Iridescent Coque shimmered under a fluorescent strip. Detangling and
fluffing the boas was first job of the day, a finger comb-through, grouping
colours into clusters of ROYGBIV, the rainbow of possibility. The Coque
was the most expensive, but dreams could be purchased in vivid pink
down for twelve dollars a strip or three for thirty. The room always elicited
a gasp, the camphor a headache, especially if you were inside for more
than an hour. If it was quiet, I could tidy flowers, practice Spanish or read,
subversively, under the counter. It wasn’t often quiet. Except on Saturday
morning when I counted pheasant feathers, predicting stock versus sales.

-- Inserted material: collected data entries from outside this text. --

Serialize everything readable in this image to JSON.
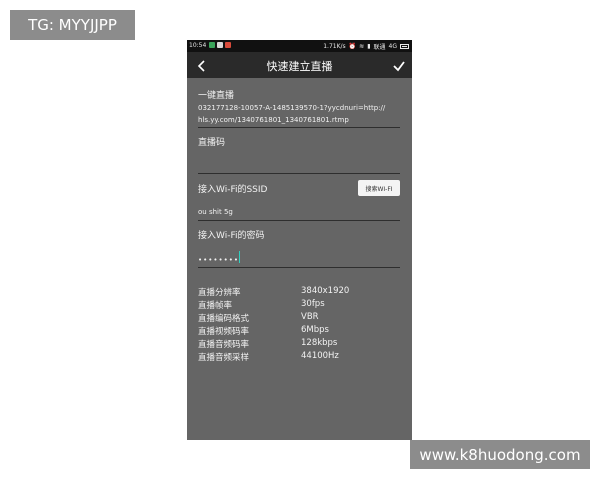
{
  "overlay": {
    "tg_label": "TG: MYYJJPP",
    "watermark": "www.k8huodong.com"
  },
  "statusbar": {
    "time": "10:54",
    "speed": "1.71K/s",
    "carrier": "联通",
    "network": "4G"
  },
  "titlebar": {
    "title": "快速建立直播"
  },
  "form": {
    "one_click_label": "一键直播",
    "stream_url": "032177128-10057-A-1485139570-1?yycdnuri=http://hls.yy.com/1340761801_1340761801.rtmp",
    "stream_url_line1": "032177128-10057-A-1485139570-1?yycdnuri=http://",
    "stream_url_line2": "hls.yy.com/1340761801_1340761801.rtmp",
    "live_code_label": "直播码",
    "live_code_value": "",
    "wifi_ssid_label": "接入Wi-Fi的SSID",
    "search_wifi_button": "搜索WI-FI",
    "wifi_ssid_value": "ou shit 5g",
    "wifi_password_label": "接入Wi-Fi的密码",
    "wifi_password_masked": "••••••••"
  },
  "settings": [
    {
      "key": "直播分辨率",
      "value": "3840x1920"
    },
    {
      "key": "直播帧率",
      "value": "30fps"
    },
    {
      "key": "直播编码格式",
      "value": "VBR"
    },
    {
      "key": "直播视频码率",
      "value": "6Mbps"
    },
    {
      "key": "直播音频码率",
      "value": "128kbps"
    },
    {
      "key": "直播音频采样",
      "value": "44100Hz"
    }
  ],
  "colors": {
    "background": "#656565",
    "titlebar": "#2a2a2a",
    "statusbar": "#111111",
    "cursor": "#2fd0c0"
  },
  "icons": {
    "back": "chevron-left-icon",
    "confirm": "checkmark-icon"
  }
}
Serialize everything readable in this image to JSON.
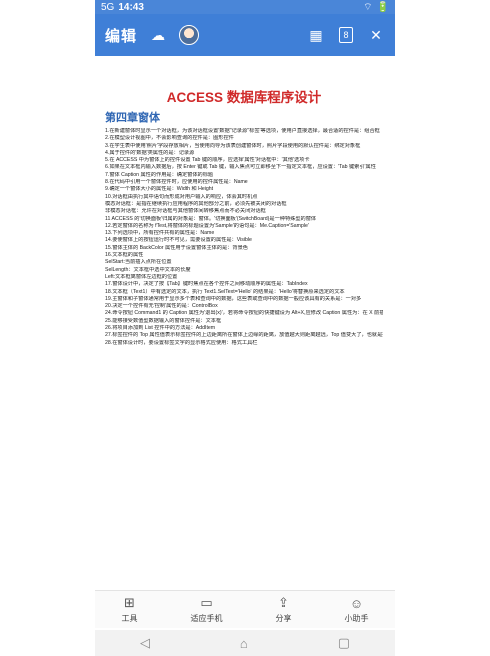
{
  "status": {
    "signal": "5G",
    "time": "14:43",
    "battery": "🔋"
  },
  "appbar": {
    "title": "编辑",
    "page_badge": "8"
  },
  "doc": {
    "title": "ACCESS 数据库程序设计",
    "chapter": "第四章窗体",
    "lines": [
      "1.在新建窗体时显示一个对话框，为该对话框设置'数据''记录源''标签'等选项，使用户直接选择，最合适的控件是：组合框",
      "2.在模型设计视图中，不会影响查询的控件是：图形控件",
      "3.在学生表中使用'照片'字段存放相片，当使用向导为该表创建窗体时，照片字段使用的默认控件是：绑定对象框",
      "4.属于控件的'数据'类属性的是：记录源",
      "5.在 ACCESS 中为窗体上的控件设置 Tab 键的顺序，应选择'属性'对话框中：'其他'选项卡",
      "6.如果在文本框内输入数据后，按 Enter 键或 Tab 键，输入焦点可立即移至下一指定文本框，应设置：'Tab 键索引'属性",
      "7.窗体 Caption 属性的作用是：确定窗体的标题",
      "8.在代码中引用一个窗体控件时，应使用的控件属性是：Name",
      "9.确定一个窗体大小的属性是：Width 和 Height",
      "10.对话框由执行其中语句而形成对用户输入的响应，体会其时机点",
      "模态对话框：是指在继续执行应用程序的其他部分之前，必须先被关闭的对话框",
      "非模态对话框：允许在对话框与其他窗体间转移焦点而不必关闭对话框",
      "11 ACCESS 的'切换面板'归属的对象是：窗体。'切换面板'(SwitchBoard)是一种特殊型的窗体",
      "12.若定窗体的名称为 fTest,将窗体的标题设置为'Sample'的语句是：Me.Caption='Sample'",
      "13.下列选项中，所有控件共有的属性是：Name",
      "14.要使窗体上的按钮运行时不可见，需要设置的属性是：Visible",
      "15.窗体主体的 BackColor 属性用于设置窗体主体的是：背景色",
      "16.文本框的属性",
      "SelStart:当前插入点所在位置",
      "SelLength：文本框中选中文本的长度",
      "Left:文本框离窗体左边框的位置",
      "17.窗体设计中，决定了按【Tab】键时焦点在各个控件之间移动顺序的属性是：TabIndex",
      "18.文本框（Text1）中有选定的文本，执行 Text1.SelText='Hello' 的结果是：'Hello'将替换原来选定的文本",
      "19.主窗体和子窗体通常用于显示多个表和查询中的数据，这些表或查询中的数据一般应该具有的关系是：一对多",
      "20.决定一个控件有无'控制'属性的是：ControlBox",
      "24.命令按钮 Command1 的 Caption 属性为'退出(x)'，若将命令按钮的快捷键设为 Alt+X,应修改 Caption 属性为：在 X 前插入&",
      "25.能够接受数值型数据输入的窗体控件是：文本框",
      "26.将项目添加到 List 控件中的方法是：AddItem",
      "27.标签控件的 Top 属性值表示标签控件的上边距离所在窗体上边缘的距离，放值越大则距离越远，Top 值变大了，也就是控件距离窗体上边缘远了，即控件位置下移了",
      "28.在窗体设计时，要设置标签文字的显示格式应使用：格式工具栏"
    ]
  },
  "toolbar": {
    "items": [
      {
        "label": "工具",
        "icon": "grid-icon"
      },
      {
        "label": "适应手机",
        "icon": "phone-fit-icon"
      },
      {
        "label": "分享",
        "icon": "share-icon"
      },
      {
        "label": "小助手",
        "icon": "assistant-icon"
      }
    ]
  }
}
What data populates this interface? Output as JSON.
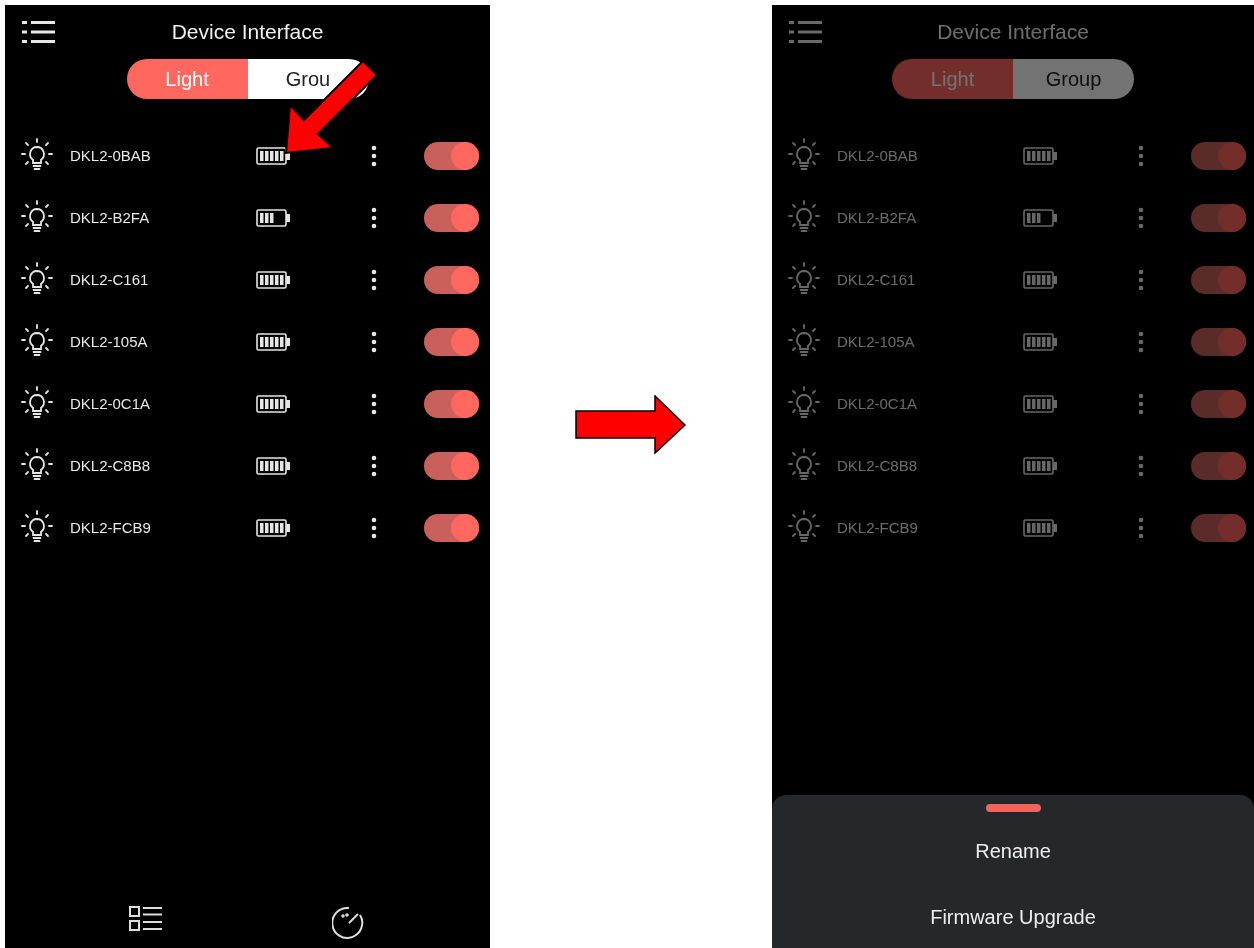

I never thought about the birds. Plucked alive, starved in feedlots across
South Africa, hooded and held. Slaughterhouses, formaldehyde dyes, miles
travelled on carbon-belching ships. The pretty room was a lie, draped on
bare shoulders, kicked up by the Rockettes, paraded down main street,
built on an industry a long way from home. The shop is long closed. The
garment industry gets it flowers and feathers elsewhere, imported from
overseas factories of slave labour. Flattened feathers and non-biodegradable
flowers are rotting in a cellar somewhere. Back then, a poor student,
I moved apartment frequently. My mail was delivered to the shop. Maybe it
still goes to that repurposed building, piled high in a dusty corner.
In dreams I collect
neglected stacks of old mail
thirty years of waste.
Breadcrumbs for Pigeons
Black glass is a mirror
sunlight on grey tarmac, pigeons.
There are over three hundred species
including the flightless Mauritius
non-bird we called the Dodo
a fatal acquiescence, lesson unheeded
Lazarus on the boil, ready to return
shameful as hothouse Earth.
Take the Passenger
imagine what it was like
shooting the last one
dark blood mingling
with the blush of its broken
neck. Transgression.
Luckily there are still
homing pigeons, who always
find their way, gleaming bodies
against a mottled grey sky, war-bird
drawn to the nest, unlike me
my homing instinct watered
lifted by wind
a woman stripped of labels
swearing to forget the
boundaries I’ve crossed
my role as commodity
or how I might not be capable
of all that needs doing.
Patterns of Energy
Intelligence isn’t
what it used to be.
We are little more than
light, chemicals, temperature
tied together
with invisible string
no one falls alone.
Watching from my position
on the floor
waste products
cycling through organs.
If we make it past
the contractions
transition to transmission
we will become
something different
connective filaments
like bees
collective flight patterns
against the absence
of all those species
sipping nectar, dying slowly
as if we had all the time.
© Magdalena Ball
Magdalena Ball is a novelist, poet, reviewer, interviewer, Vice President of Flying Island, and managing editor of Compulsive Reader. Her work has appeared in an extensive list of journals and anthologies, and has won or shortlisted in many local and international awards, including, in 2023, the Melbourne Poets Union International Poetry Competition, the SCWC Poetry Award, the Liquid Amber Press poetry prize, the University of Canberra Vice-Chancellor’s international poetry prize, and the Woollahra Digital Literary Award, as well as shortlisting for a Red Room Poetry Fellowship. She is the author of several novels and poetry books, most recently, Bobish, a verse-memoir published by Puncher & Wattmann in 2023.